The Origin Of The Legendary Panama Hat
by Cristian Fuentes
The hat that Gregory Peck wears in To Kill a Mockingbird? A Panama hat. Robert Redford in The Great Gatsby? Panama hat. How about Anthony Hopkins in Hannibal? You guessed it, a Panama hat.
And yet, despite its fame, little is known about the origins of this legendary accessory.
So, let’s get straight to it. Panama hats are not originally from Panama. In fact, they have never even been made in Panama.
In fact, Panama hats exclusively originate from Ecuador and should really be called ‘Ecuador’ Hats or ‘Toquilla’ Hats (I’ll explain later). The hat’s name originates from the Panama Canal and Mr. Teddy Roosevelt.
The origins of the Panama hat
The real creators of these beautiful hats are actually the indigenous pre-hispanic communities that lived along the coast of what we now call Ecuador. Archaeological findings of as early as 500 B.C. in the settlements of these communities show figures wearing approximate versions of Panama hats!
These communities used (and still use) a natural, endemic fiber called Toquilla palm (also known as Jipijapa palm) to make the original version of these hats to protect themselves from the sun.
As time went by, the traditional art of weaving these hats was passed down from generation to generation, until Spanish settlers arrived in this area and these ancestral hats adopted their modern shapes and forms.
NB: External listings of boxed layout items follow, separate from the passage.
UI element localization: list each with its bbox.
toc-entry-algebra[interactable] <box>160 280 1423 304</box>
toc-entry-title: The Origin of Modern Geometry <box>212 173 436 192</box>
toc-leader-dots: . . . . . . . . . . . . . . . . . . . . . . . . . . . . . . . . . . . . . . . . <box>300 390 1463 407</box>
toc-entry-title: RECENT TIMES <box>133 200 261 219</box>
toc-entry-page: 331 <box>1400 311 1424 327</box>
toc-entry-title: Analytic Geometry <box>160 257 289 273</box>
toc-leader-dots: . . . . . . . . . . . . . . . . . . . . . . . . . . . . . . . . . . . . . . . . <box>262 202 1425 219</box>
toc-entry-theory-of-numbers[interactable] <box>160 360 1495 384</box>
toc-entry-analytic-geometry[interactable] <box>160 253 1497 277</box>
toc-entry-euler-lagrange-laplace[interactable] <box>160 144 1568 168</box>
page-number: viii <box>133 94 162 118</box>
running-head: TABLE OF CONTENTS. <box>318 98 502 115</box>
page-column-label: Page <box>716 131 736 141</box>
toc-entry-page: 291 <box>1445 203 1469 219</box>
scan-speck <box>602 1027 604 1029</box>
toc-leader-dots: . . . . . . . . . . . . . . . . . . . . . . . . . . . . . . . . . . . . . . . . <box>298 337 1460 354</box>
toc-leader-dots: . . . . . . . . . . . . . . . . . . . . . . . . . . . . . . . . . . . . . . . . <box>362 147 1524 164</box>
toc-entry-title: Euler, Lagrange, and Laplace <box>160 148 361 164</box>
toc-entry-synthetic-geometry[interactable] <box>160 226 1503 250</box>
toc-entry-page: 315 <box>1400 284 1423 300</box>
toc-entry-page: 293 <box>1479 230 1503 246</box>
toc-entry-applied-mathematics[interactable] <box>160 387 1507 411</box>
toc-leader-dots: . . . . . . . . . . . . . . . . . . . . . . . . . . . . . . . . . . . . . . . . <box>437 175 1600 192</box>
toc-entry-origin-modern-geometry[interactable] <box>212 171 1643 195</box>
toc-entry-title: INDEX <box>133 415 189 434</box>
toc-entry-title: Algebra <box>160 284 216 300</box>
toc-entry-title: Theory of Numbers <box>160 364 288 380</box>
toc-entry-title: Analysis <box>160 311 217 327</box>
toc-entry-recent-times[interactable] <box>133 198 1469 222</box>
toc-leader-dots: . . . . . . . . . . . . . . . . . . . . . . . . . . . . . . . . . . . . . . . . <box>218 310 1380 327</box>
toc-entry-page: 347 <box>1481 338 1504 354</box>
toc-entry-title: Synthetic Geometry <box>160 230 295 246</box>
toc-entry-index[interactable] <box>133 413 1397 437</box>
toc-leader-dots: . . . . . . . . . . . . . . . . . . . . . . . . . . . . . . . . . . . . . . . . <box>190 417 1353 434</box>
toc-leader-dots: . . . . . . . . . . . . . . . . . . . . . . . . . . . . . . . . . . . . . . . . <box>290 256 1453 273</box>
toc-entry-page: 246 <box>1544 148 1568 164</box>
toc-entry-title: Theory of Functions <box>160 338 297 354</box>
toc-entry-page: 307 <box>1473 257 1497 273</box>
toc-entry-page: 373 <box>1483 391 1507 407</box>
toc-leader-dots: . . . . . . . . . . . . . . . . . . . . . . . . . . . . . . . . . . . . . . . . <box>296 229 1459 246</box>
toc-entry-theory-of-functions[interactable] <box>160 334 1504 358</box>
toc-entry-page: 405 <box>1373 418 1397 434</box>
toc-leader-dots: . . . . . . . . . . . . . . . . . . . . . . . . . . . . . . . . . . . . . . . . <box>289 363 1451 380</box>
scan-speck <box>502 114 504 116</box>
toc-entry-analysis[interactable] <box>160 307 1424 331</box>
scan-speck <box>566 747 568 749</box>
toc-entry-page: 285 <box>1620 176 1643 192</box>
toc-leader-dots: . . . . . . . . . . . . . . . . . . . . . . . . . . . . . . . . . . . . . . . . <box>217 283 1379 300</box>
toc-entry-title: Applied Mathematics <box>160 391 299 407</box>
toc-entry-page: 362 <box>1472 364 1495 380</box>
In essence, these hats are still woven in the same way and with the same materials as our ancestors did over 2 thousand years ago! Isn’t that something?
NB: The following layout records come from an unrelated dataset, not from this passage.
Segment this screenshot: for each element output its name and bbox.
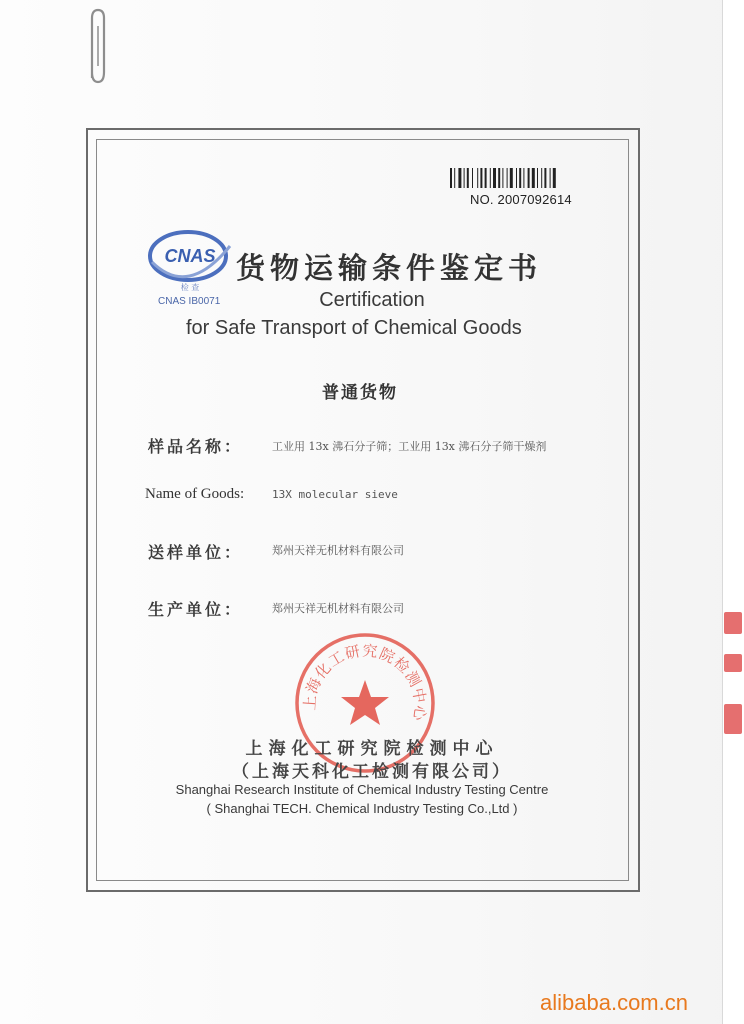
barcode-bar [490, 168, 491, 188]
barcode-icon [450, 168, 578, 190]
barcode-bar [537, 168, 538, 188]
issuer-name-zh: 上海化工研究院检测中心 [245, 739, 499, 759]
title-english-line2: for Safe Transport of Chemical Goods [186, 317, 522, 339]
goods-category: 普通货物 [322, 383, 398, 403]
seal-text: 上海化工研究院检测中心 [300, 641, 430, 723]
issuer-name-en: Shanghai Research Institute of Chemical Industry Testing Centre [175, 782, 549, 797]
barcode-bar [498, 168, 500, 188]
barcode-bar [454, 168, 455, 188]
barcode-bar [485, 168, 487, 188]
barcode-bar [532, 168, 535, 188]
barcode-bar [458, 168, 461, 188]
barcode-bar [516, 168, 517, 188]
barcode-bar [464, 168, 465, 188]
title-chinese: 货物运输条件鉴定书 [236, 251, 543, 285]
red-edge-mark [724, 612, 742, 634]
barcode-bar [553, 168, 556, 188]
red-edge-mark [724, 654, 742, 672]
barcode-bar [493, 168, 496, 188]
barcode-bar [528, 168, 530, 188]
watermark-text: alibaba.com.cn [540, 990, 688, 1015]
goods-name-label: Name of Goods: [145, 486, 245, 502]
submitting-unit-value: 郑州天祥无机材料有限公司 [272, 544, 404, 557]
barcode-bar [523, 168, 524, 188]
manufacturer-label: 生产单位： [148, 600, 244, 619]
sample-name-label: 样品名称： [148, 437, 244, 456]
cnas-logo-text: CNAS [164, 246, 216, 266]
barcode-bar [541, 168, 542, 188]
certificate-number: NO. 2007092614 [470, 192, 572, 207]
issuer-name-zh-alt: （上海天科化工检测有限公司） [232, 762, 512, 782]
barcode-bar [477, 168, 478, 188]
barcode-bar [510, 168, 513, 188]
barcode-bar [472, 168, 473, 188]
cnas-logo-icon [146, 228, 238, 298]
barcode-bar [467, 168, 469, 188]
paperclip-icon [84, 6, 112, 88]
barcode-bar [480, 168, 482, 188]
barcode-bar [550, 168, 551, 188]
barcode-bar [519, 168, 521, 188]
barcode-bar [502, 168, 503, 188]
title-english-line1 [0, 289, 744, 312]
issuer-name-en-alt: ( Shanghai TECH. Chemical Industry Testing Co.,Ltd ) [206, 801, 518, 816]
goods-name-value: 13X molecular sieve [272, 488, 398, 501]
title-english-line1-text: Certification [319, 289, 425, 311]
red-edge-mark [724, 704, 742, 734]
cnas-accreditation-code: CNAS IB0071 [158, 296, 221, 307]
submitting-unit-label: 送样单位： [148, 543, 244, 562]
manufacturer-value: 郑州天祥无机材料有限公司 [272, 602, 404, 615]
cnas-logo-subtext: 检 查 [180, 283, 200, 292]
sample-name-value: 工业用 13x 沸石分子筛；工业用 13x 沸石分子筛干燥剂 [272, 440, 547, 453]
barcode-bar [507, 168, 508, 188]
page-edge-strip [722, 0, 744, 1024]
barcode-bar [544, 168, 546, 188]
barcode-bar [450, 168, 452, 188]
Why is it called a Panama hat?
In 1904, on May 4th, 50,000 men gathered together in sunny Panama to start building one of mankind's most ambitious projects: uniting the Atlantic and Pacific oceans through a canal.
Now, these men required protection from the sun during their intense and long working hours. So, who do they call? Manuel Alfaro, a pioneer and visionary Toquilla hat merchant who provided enough hats to protect the workers during the entire time that it took to build the canal.
US President Teddy Roosevelt paid a visit to the canal’s construction site in 1906. Naturally, he was given a Toquilla hat to help him protect himself from the sun. Photographs of the President in the hat soon became infamous and even appeared in the New York Times. Celebrities back in the US started to wear the so-called Panama hat and the name eventually stuck .
Are all Panama hats the same?
Toquilla hats come in grades. The denser the weave and the finer the straw used, the higher the grade of the hat. Lower grade hats take between 6-8 hours to weave while the finer pieces can take up to 6 months to complete, per hat.
The finest Toquilla Hat ever was commissioned in 2008. It took a master weaver 6 months to complete the weaving process, plus another month to finish it. It sold for $100,000 USD.
Declining industry and rebirth
With the arrival of modern mass production, the production of Toquilla hats fell by 80% in the last 15 years, unable to compete with the lower cost of artificial imitations.
Fortunately, the market’s constant change is ushering in a new era of sustainable and responsible consumption, opening the door to traditionally handcrafted Toquilla hats once again.